Fall 2015 Family Policy Section update

Author
Bethany Letiecq, section chair

Greetings! I hope this report finds you enjoying the last vestiges of summer and looking forward to the start of a new academic year and, of course, the NCFR Annual Conference in Vancouver. The Family Policy Section has put together an exciting program, including the sponsorship of a preconference policy workshop on media engagement, led by Stephanie Coontz. Organized by Jennifer Crosswhite, NCFR's Director of Public Affairs, this workshop will focus on translating research for public consumption via the media, and in particular how researchers and practitioners can make an impact through Op-Ed articles.

Since June, many have been digesting the consequential SCOTUS rulings on same-sex marriage and health care, among others. For the upcoming conference, the Family Policy Section is pleased to present several sessions that will contextualize the meanings of these rulings for families and consider the legal and policy implications for family well-being.

Inspired by their paper, entitled "As the States Turn: Marriage in a Changing Legal Context," for our first symposium Brian Ogolsky, Ramona Faith Oswald, and Kale Monk will discuss the changing legal context of the institution of marriage and individuals' legal knowledge. Claire Kimberly will join the panel to discuss the legal rights of same-sex and transgender individuals and their families. And we are pleased that Professor Courtney Grant Joslin, of the University of California, Davis, School of Law will be joining us to share her research on family and relationship recognition among same-sex and nonmarital couples. Professor Joslin received her law degree from Harvard Law School, where she was an executive editor of the Harvard Civil Rights-Civil Liberties Law Review. Prior to joining the faculty at the University of California, Joslin served as an attorney at the National Center for Lesbian Rights, where she litigated cases on behalf of LGBT families. This timely panel will fore-cast what the future holds as LGBT families and nonmarital couples (among others) seek rights and recognition under the law.
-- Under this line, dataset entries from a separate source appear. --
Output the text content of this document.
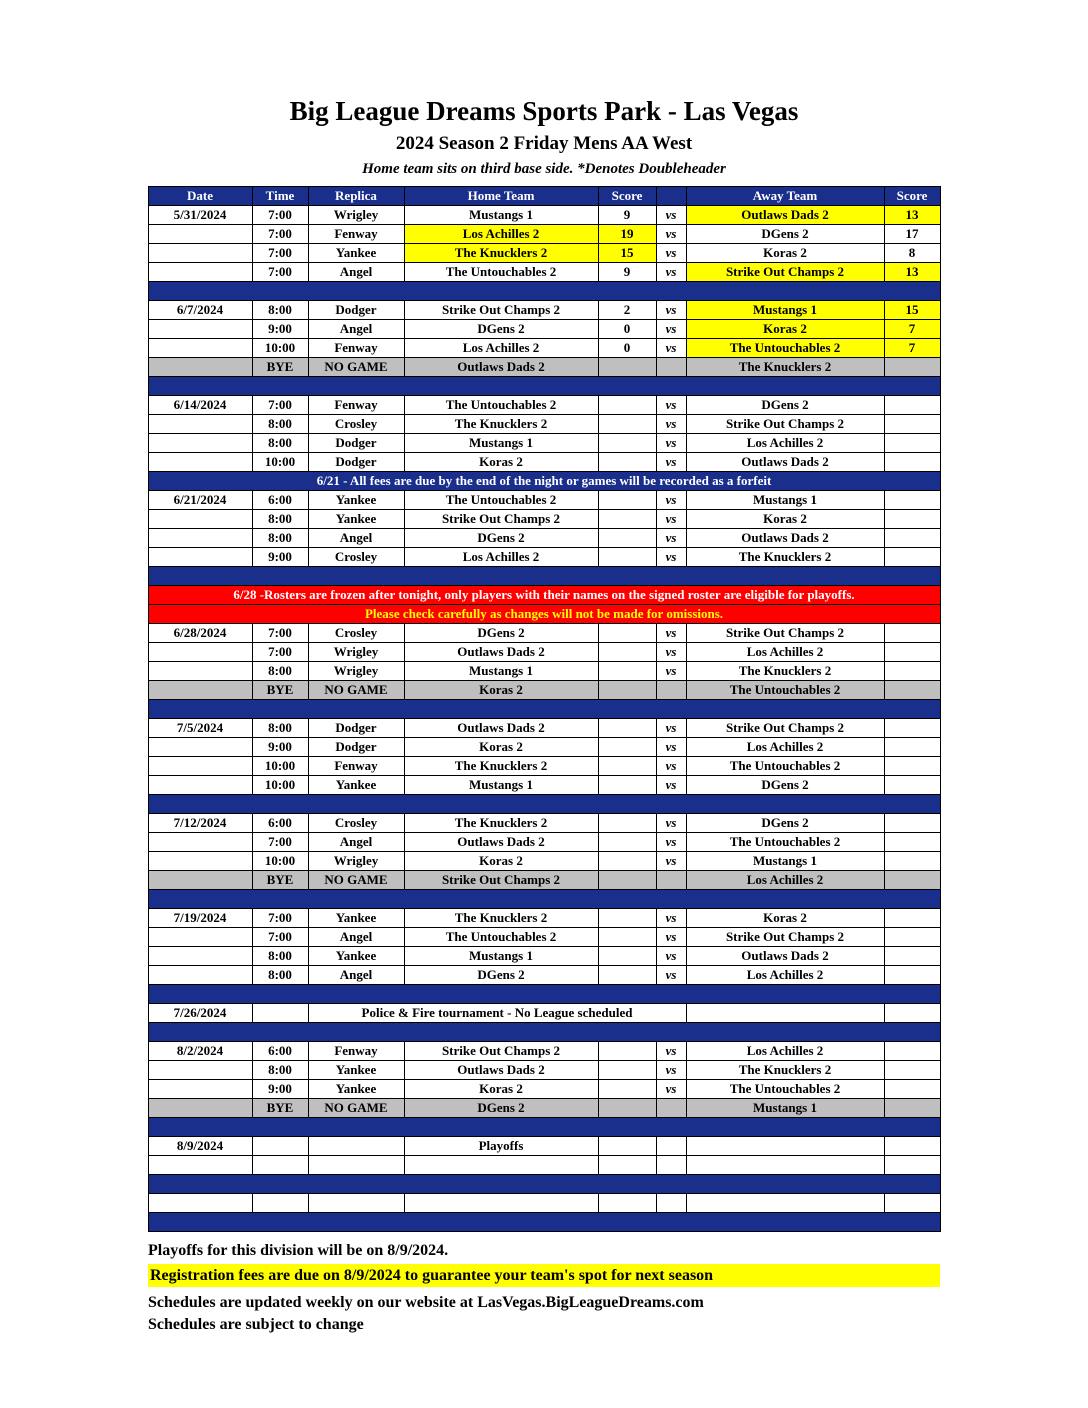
Big League Dreams Sports Park - Las Vegas
2024 Season 2 Friday Mens AA West
Home team sits on third base side. *Denotes Doubleheader
Date	Time	Replica	Home Team	Score		Away Team	Score
5/31/2024	7:00	Wrigley	Mustangs 1	9	vs	Outlaws Dads 2	13
	7:00	Fenway	Los Achilles 2	19	vs	DGens 2	17
	7:00	Yankee	The Knucklers 2	15	vs	Koras 2	8
	7:00	Angel	The Untouchables 2	9	vs	Strike Out Champs 2	13

6/7/2024	8:00	Dodger	Strike Out Champs 2	2	vs	Mustangs 1	15
	9:00	Angel	DGens 2	0	vs	Koras 2	7
	10:00	Fenway	Los Achilles 2	0	vs	The Untouchables 2	7
	BYE	NO GAME	Outlaws Dads 2			The Knucklers 2	

6/14/2024	7:00	Fenway	The Untouchables 2		vs	DGens 2	
	8:00	Crosley	The Knucklers 2		vs	Strike Out Champs 2	
	8:00	Dodger	Mustangs 1		vs	Los Achilles 2	
	10:00	Dodger	Koras 2		vs	Outlaws Dads 2	
6/21 - All fees are due by the end of the night or games will be recorded as a forfeit							
6/21/2024	6:00	Yankee	The Untouchables 2		vs	Mustangs 1	
	8:00	Yankee	Strike Out Champs 2		vs	Koras 2	
	8:00	Angel	DGens 2		vs	Outlaws Dads 2	
	9:00	Crosley	Los Achilles 2		vs	The Knucklers 2	

6/28 -Rosters are frozen after tonight, only players with their names on the signed roster are eligible for playoffs.							
Please check carefully as changes will not be made for omissions.							
6/28/2024	7:00	Crosley	DGens 2		vs	Strike Out Champs 2	
	7:00	Wrigley	Outlaws Dads 2		vs	Los Achilles 2	
	8:00	Wrigley	Mustangs 1		vs	The Knucklers 2	
	BYE	NO GAME	Koras 2			The Untouchables 2	

7/5/2024	8:00	Dodger	Outlaws Dads 2		vs	Strike Out Champs 2	
	9:00	Dodger	Koras 2		vs	Los Achilles 2	
	10:00	Fenway	The Knucklers 2		vs	The Untouchables 2	
	10:00	Yankee	Mustangs 1		vs	DGens 2	

7/12/2024	6:00	Crosley	The Knucklers 2		vs	DGens 2	
	7:00	Angel	Outlaws Dads 2		vs	The Untouchables 2	
	10:00	Wrigley	Koras 2		vs	Mustangs 1	
	BYE	NO GAME	Strike Out Champs 2			Los Achilles 2	

7/19/2024	7:00	Yankee	The Knucklers 2		vs	Koras 2	
	7:00	Angel	The Untouchables 2		vs	Strike Out Champs 2	
	8:00	Yankee	Mustangs 1		vs	Outlaws Dads 2	
	8:00	Angel	DGens 2		vs	Los Achilles 2	

7/26/2024		Police & Fire tournament - No League scheduled					

8/2/2024	6:00	Fenway	Strike Out Champs 2		vs	Los Achilles 2	
	8:00	Yankee	Outlaws Dads 2		vs	The Knucklers 2	
	9:00	Yankee	Koras 2		vs	The Untouchables 2	
	BYE	NO GAME	DGens 2			Mustangs 1	

8/9/2024			Playoffs				

Playoffs for this division will be on 8/9/2024.
Registration fees are due on 8/9/2024 to guarantee your team's spot for next season
Schedules are updated weekly on our website at LasVegas.BigLeagueDreams.com
Schedules are subject to change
A second symposium, chaired by Rachel Farr, will focus on risk and resilience in diverse adoptive families. Panelists will present their research on co-parenting, birth family contact, socialization practices (including racial socialization), and adjustment among lesbian, gay, and heterosexual adoptive parents and their children. During this panel information will be shared regarding legal protections beyond same-sex marriage that are needed for the optimal well-being of diverse adoptive families.
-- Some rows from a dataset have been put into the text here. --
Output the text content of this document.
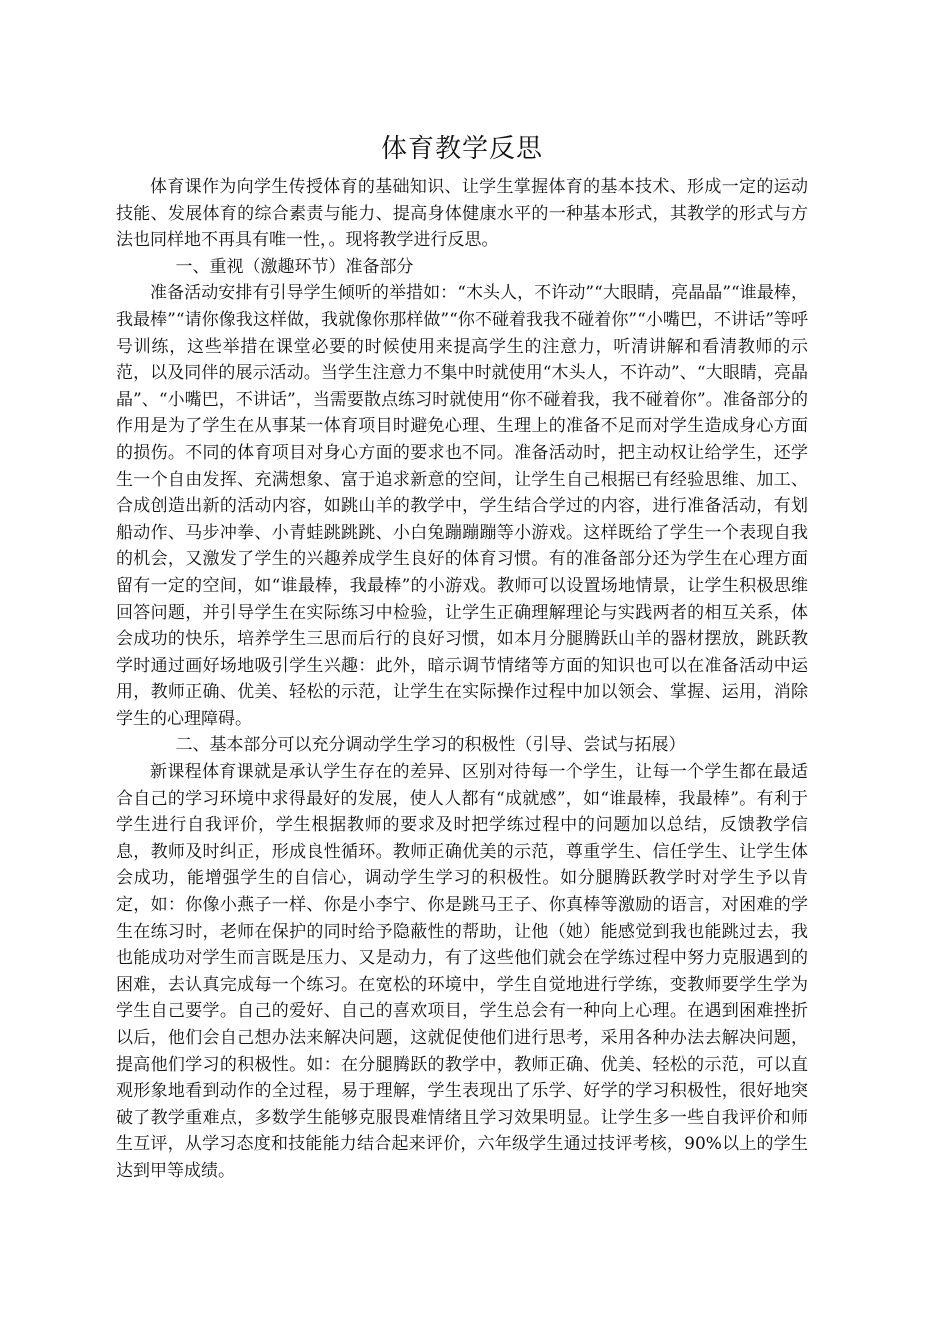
体育教学反思

体育课作为向学生传授体育的基础知识、让学生掌握体育的基本技术、形成一定的运动技能、发展体育的综合素责与能力、提高身体健康水平的一种基本形式，其教学的形式与方法也同样地不再具有唯一性，。现将教学进行反思。

一、重视（激趣环节）准备部分

准备活动安排有引导学生倾听的举措如：“木头人，不许动”“大眼睛，亮晶晶”“谁最棒，我最棒”“请你像我这样做，我就像你那样做”“你不碰着我我不碰着你”“小嘴巴，不讲话”等呼号训练，这些举措在课堂必要的时候使用来提高学生的注意力，听清讲解和看清教师的示范，以及同伴的展示活动。当学生注意力不集中时就使用“木头人，不许动”、“大眼睛，亮晶晶”、“小嘴巴，不讲话”，当需要散点练习时就使用“你不碰着我，我不碰着你”。准备部分的作用是为了学生在从事某一体育项目时避免心理、生理上的准备不足而对学生造成身心方面的损伤。不同的体育项目对身心方面的要求也不同。准备活动时，把主动权让给学生，还学生一个自由发挥、充满想象、富于追求新意的空间，让学生自己根据已有经验思维、加工、合成创造出新的活动内容，如跳山羊的教学中，学生结合学过的内容，进行准备活动，有划船动作、马步冲拳、小青蛙跳跳跳、小白兔蹦蹦蹦等小游戏。这样既给了学生一个表现自我的机会，又激发了学生的兴趣养成学生良好的体育习惯。有的准备部分还为学生在心理方面留有一定的空间，如“谁最棒，我最棒”的小游戏。教师可以设置场地情景，让学生积极思维回答问题，并引导学生在实际练习中检验，让学生正确理解理论与实践两者的相互关系，体会成功的快乐，培养学生三思而后行的良好习惯，如本月分腿腾跃山羊的器材摆放，跳跃教学时通过画好场地吸引学生兴趣：此外，暗示调节情绪等方面的知识也可以在准备活动中运用，教师正确、优美、轻松的示范，让学生在实际操作过程中加以领会、掌握、运用，消除学生的心理障碍。

二、基本部分可以充分调动学生学习的积极性（引导、尝试与拓展）

新课程体育课就是承认学生存在的差异、区别对待每一个学生，让每一个学生都在最适合自己的学习环境中求得最好的发展，使人人都有“成就感”，如“谁最棒，我最棒”。有利于学生进行自我评价，学生根据教师的要求及时把学练过程中的问题加以总结，反馈教学信息，教师及时纠正，形成良性循环。教师正确优美的示范，尊重学生、信任学生、让学生体会成功，能增强学生的自信心，调动学生学习的积极性。如分腿腾跃教学时对学生予以肯定，如：你像小燕子一样、你是小李宁、你是跳马王子、你真棒等激励的语言，对困难的学生在练习时，老师在保护的同时给予隐蔽性的帮助，让他（她）能感觉到我也能跳过去，我也能成功对学生而言既是压力、又是动力，有了这些他们就会在学练过程中努力克服遇到的困难，去认真完成每一个练习。在宽松的环境中，学生自觉地进行学练，变教师要学生学为学生自己要学。自己的爱好、自己的喜欢项目，学生总会有一种向上心理。在遇到困难挫折以后，他们会自己想办法来解决问题，这就促使他们进行思考，采用各种办法去解决问题，提高他们学习的积极性。如：在分腿腾跃的教学中，教师正确、优美、轻松的示范，可以直观形象地看到动作的全过程，易于理解，学生表现出了乐学、好学的学习积极性，很好地突破了教学重难点，多数学生能够克服畏难情绪且学习效果明显。让学生多一些自我评价和师生互评，从学习态度和技能能力结合起来评价，六年级学生通过技评考核，90%以上的学生达到甲等成绩。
The third symposium, chaired by Elaine Anderson, will focus on health policy matters by presenting three family-centered health impact analyses of violence- and trauma-related policies, including The Child Abuse Prevention and Treatment Act, The Violence Against Women Act, and the federal government's Strengthening Our Military Families initiative.

In addition to the preconference media workshop and symposia there will be an excellent lineup of poster symposia, poster sessions, and other Family Policy cosponsored sessions. Also, please make sure to come to the Family Policy Section meeting from 7–8:15 a.m. on Thursday, Nov. 12, 2015. Coffee and light breakfast fare will be served. We look forward to seeing you in Vancouver and engaging with you in all things family policy!